Tuesday, May 22, 2007

ID and science

One of my postings from the Debunk Creation newsgroup. In response to Clem:

It is my opinion that Demski considers the paper by the two Finns, one of whom is a (biochemist) creationist, which reviews directed evolution in the drug company labs, to be a review of laboratory demonstrations of what Michael calls theistic evolution. If man can direct evolution in the lab, then clearly God could do so in nature. That is what requires debunking.

Clem

OK, this is something that can be handled scientifically.

Now, one of the things I mention about science is that it involves a very unnatural thinking process. It's almost literally backwards and upside-down from normal thinking. Thus, the question isn't "Did (or does) God guide evolution". The question becomes, "Do we need to postulate the intervention of a God to explain evolution?" So far, the answer has been "no".

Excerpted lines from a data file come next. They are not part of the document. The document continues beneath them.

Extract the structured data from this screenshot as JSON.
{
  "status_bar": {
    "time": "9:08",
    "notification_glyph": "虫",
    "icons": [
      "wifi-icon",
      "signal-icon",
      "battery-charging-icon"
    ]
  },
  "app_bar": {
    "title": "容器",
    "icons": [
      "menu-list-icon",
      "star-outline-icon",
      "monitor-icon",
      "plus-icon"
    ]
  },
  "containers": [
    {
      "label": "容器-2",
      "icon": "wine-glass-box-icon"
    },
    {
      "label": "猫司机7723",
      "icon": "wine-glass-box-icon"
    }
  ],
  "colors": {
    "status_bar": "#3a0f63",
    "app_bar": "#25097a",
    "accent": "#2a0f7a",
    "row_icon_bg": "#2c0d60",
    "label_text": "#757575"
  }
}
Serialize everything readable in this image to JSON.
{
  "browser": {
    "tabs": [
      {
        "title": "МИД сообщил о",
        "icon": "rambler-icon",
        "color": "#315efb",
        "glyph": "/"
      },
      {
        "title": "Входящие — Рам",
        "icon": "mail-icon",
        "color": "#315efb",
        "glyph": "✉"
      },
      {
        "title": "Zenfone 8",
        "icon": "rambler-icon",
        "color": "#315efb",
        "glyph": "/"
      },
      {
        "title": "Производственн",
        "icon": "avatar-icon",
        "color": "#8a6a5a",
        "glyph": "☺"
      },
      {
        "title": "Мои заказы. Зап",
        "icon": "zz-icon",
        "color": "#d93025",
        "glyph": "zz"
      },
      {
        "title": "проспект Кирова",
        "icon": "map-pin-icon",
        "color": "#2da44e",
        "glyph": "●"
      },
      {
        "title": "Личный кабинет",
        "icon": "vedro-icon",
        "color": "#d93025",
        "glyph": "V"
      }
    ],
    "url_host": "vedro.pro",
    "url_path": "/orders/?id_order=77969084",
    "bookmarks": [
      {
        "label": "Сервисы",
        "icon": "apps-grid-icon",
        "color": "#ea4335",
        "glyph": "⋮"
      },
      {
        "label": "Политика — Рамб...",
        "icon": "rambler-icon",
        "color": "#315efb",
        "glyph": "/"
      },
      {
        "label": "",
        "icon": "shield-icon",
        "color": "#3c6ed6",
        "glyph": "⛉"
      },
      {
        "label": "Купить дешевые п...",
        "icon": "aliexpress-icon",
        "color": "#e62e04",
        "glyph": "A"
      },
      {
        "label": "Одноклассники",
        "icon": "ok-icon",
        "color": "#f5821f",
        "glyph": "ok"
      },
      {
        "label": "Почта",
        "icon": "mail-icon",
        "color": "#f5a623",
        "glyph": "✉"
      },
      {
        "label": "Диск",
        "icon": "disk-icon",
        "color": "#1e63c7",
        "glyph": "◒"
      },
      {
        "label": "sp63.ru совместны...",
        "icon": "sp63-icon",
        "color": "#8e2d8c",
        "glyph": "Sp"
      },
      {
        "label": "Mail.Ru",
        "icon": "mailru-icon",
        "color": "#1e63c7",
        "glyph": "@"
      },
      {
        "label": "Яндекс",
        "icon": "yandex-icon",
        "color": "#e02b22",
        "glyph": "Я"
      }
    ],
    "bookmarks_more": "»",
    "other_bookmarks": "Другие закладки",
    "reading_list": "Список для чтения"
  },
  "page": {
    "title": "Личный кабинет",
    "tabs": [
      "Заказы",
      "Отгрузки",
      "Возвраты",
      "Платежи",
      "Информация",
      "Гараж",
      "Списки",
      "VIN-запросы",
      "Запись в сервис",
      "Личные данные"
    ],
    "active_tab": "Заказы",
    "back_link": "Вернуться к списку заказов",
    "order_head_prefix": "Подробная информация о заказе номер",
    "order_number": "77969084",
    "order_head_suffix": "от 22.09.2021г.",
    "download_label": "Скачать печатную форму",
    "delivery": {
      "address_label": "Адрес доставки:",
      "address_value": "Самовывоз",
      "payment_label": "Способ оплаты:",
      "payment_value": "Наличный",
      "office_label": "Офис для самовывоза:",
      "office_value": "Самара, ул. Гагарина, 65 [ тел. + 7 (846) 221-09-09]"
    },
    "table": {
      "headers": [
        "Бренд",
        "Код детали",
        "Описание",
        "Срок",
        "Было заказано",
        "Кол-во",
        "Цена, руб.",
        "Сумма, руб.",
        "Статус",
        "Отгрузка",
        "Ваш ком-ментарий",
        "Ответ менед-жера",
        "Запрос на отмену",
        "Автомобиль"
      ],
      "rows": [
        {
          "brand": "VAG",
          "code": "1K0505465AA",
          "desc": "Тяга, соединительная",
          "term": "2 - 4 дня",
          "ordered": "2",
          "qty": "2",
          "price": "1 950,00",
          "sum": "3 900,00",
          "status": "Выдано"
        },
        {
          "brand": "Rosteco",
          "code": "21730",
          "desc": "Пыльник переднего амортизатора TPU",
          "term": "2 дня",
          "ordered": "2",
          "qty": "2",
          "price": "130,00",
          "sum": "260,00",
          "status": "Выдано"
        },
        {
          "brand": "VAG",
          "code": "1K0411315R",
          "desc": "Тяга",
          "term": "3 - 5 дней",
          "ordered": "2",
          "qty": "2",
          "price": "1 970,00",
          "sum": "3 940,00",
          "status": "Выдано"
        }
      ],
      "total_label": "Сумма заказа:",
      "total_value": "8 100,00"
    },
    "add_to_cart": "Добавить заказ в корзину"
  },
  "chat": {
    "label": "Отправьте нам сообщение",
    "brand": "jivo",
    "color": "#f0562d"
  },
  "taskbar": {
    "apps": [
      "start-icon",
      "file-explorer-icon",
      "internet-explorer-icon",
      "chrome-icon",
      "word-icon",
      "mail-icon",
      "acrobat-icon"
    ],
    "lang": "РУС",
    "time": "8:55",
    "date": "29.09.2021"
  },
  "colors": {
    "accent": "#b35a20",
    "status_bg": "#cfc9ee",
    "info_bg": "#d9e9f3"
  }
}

As I mentioned a while back, science (and scientists) assume an orderly universe, one governed by rules (laws, principles, etc.) which are known, or which can, at least in principle, be discovered. Direct intervention by a God assumes the universe is disordered. At the very least, it means the laws and rules we think exist can stop working at any time for no good reason.

Now, it's possible that all these rules were set up by a God, but it's also possible that the rules have always existed, and God is, at best, irrelevant.

For the discussion of this topic to be scientific, we need to be able to make predictions about what we'd observe, or what we'd fail to observe, if either case were true.